Brian Encinia, the officer who pulled Sandra Bland over in 2015, was the only one brought up on charges in connection to her arrest and eventual death in police custody. He faced a charge of perjury after giving false information as to why he took her out of her car that day. He claimed it was to conduct a safe traffic investigation, while dashcam footage told a very different story.
Instead of going to trial to face his actions, Encinia was offered a deal by prosecutors that many will surely criticize. In exchange for the dismissal of his misdemeanor charge, Encinia agreed to never become a law enforcement officer again, according to CNN.
“The prosecutor didn’t even reach out to the family to notify them that they were looking to cut this deal,” Cannon Lambert, the family’s attorney, Lambert said.
“What was gained — him never being an officer anymore, would have been gained by a conviction. They gave up a chance to seek justice and got nothing.”
Bland’s family is justifiably frustrated with the decision to not hold a single persona accountable for Sandra’s death. Local authorities still contest that she committed suicide while in custody despite public speculation that she was killed.
“In September, we were expecting to be in Texas sitting in the courtroom, but today they cut him a deal,” Bland’s sister, Shante Needham, told the Houston Chronicle. “Why? Why? Why? Why did you cut him a deal when you sat in our faces and you seen our pain and you told us you were going to take it to court?”
Encinia’s attorney, Chip Lewis, and prosecutors both feel that the deal was fair for both sides.

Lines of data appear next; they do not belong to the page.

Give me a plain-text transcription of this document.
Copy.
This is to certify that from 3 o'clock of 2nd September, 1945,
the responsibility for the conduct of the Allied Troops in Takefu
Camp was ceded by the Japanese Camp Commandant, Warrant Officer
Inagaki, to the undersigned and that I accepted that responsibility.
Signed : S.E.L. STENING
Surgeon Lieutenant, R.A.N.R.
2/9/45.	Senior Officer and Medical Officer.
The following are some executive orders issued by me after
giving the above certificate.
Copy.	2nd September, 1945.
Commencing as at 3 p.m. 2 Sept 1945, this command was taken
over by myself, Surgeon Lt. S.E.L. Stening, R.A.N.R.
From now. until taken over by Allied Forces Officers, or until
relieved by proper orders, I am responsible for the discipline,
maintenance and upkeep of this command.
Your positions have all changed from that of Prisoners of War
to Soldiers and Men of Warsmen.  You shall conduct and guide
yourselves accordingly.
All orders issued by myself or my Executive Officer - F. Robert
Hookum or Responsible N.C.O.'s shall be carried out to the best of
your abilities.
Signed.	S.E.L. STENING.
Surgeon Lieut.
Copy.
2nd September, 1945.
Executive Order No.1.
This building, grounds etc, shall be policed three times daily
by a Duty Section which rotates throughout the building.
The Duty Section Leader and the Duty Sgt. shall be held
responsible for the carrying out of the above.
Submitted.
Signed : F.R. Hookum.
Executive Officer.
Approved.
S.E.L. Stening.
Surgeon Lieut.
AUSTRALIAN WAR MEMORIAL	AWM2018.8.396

Lewis is glad that his client won’t have to go to trial and attests that he wouldn’t possibly consider going back into law enforcement following his experiences. Prosecutors feel that keeping him off of the streets with a badge and gun is enough of a victory.
State lawmakers recently passed a watered down version of the Sandra Bland Act, which is meant to encourage de-escalation techniques and enhance holding facilities in the area. However, the version that was passed lacks some important factors that community members felt would’ve really helped.